In addition, when the comparison result of the encoder 340 is a low voltage, the second control unit 320 compensates for the temperature characteristic component that the first control unit 310 has insufficiently compensated for, as indicated by a curve C ″ shown in FIG. The next component generation unit 370 outputs values corresponding to the temperature T _x in the temperature voltage characteristics for compensating for the component of the compensation result that the first control unit 310 is insufficient. Here, the temperature characteristics of the curve C ″ are compensated. When the temperature voltage characteristic to be performed is F _2n (T), the second control unit 320 generates F _2n (T _x ).

The second adder 380 adds the temperature detection result of the vibrator 10 and the n-th order temperature voltage characteristic with the reference temperature as the origin, corresponding to the comparison result between the second control signal and the reference voltage. The second addition unit 380 supplies the addition result to the amplification unit 390. That is, the second adder 380 amplifies Σ _n {F _1n (T _x )} when the comparison result of the encoder 340 is a high voltage, and amplifies Σ _n {F _2n (T _x )} when the comparison result is a low voltage. Part 390.

The amplifying unit 390 amplifies the external input signal with an amplification factor according to the addition result of the second adding unit 380. The amplifying unit 390 outputs the amplified external input signal as a second control signal. That is, the second control unit 320 switches the amplification factor of the amplification unit 390 based on the temperature detection result of the vibrator 10 and the comparison result between the second control signal and the reference voltage. For example, when the comparison result of the encoder 340 is a high voltage, the amplification unit 390 uses the positive adjustment gain Σ _n {F _1n (T _x )}, and when the comparison result of the encoder 340 is a low voltage, the amplification unit 390 uses the negative adjustment gain. The external input signal is amplified using the gain Σ _n {F _2n (T _x )}. As described above, the amplification unit 390 switches the amplification factor according to the addition result of the second addition unit 380.
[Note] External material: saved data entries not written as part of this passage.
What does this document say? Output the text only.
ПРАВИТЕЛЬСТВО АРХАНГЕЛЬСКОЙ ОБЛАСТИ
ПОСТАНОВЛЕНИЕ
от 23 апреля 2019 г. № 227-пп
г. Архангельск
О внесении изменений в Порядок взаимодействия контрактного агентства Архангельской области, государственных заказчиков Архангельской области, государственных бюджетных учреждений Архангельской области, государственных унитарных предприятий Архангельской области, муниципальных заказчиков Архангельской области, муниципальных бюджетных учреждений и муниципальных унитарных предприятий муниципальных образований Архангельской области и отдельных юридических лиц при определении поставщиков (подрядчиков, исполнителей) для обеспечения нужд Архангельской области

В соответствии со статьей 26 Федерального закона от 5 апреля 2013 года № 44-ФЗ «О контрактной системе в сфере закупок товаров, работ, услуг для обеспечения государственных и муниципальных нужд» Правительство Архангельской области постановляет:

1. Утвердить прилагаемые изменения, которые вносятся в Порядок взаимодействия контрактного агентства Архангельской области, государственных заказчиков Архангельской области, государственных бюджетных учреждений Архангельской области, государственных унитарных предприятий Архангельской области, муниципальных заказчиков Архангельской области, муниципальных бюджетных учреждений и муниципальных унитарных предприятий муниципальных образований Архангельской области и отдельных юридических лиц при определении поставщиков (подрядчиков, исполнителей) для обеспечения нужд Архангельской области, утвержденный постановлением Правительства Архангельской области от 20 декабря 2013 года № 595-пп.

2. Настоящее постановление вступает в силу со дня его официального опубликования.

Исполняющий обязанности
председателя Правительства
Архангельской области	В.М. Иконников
  Here, since the encoder 340 compares the second control signal output from the second control unit 320 with the reference voltage, an offset is generated in a circuit preceding the second control unit 320 to generate the second control signal. Even if they are superimposed, the second control signal on which the offset is superimposed is compared with the reference voltage. That is, the second control unit 320 selects either the positive adjustment gain or the negative adjustment gain based on the control signal including the generated offset.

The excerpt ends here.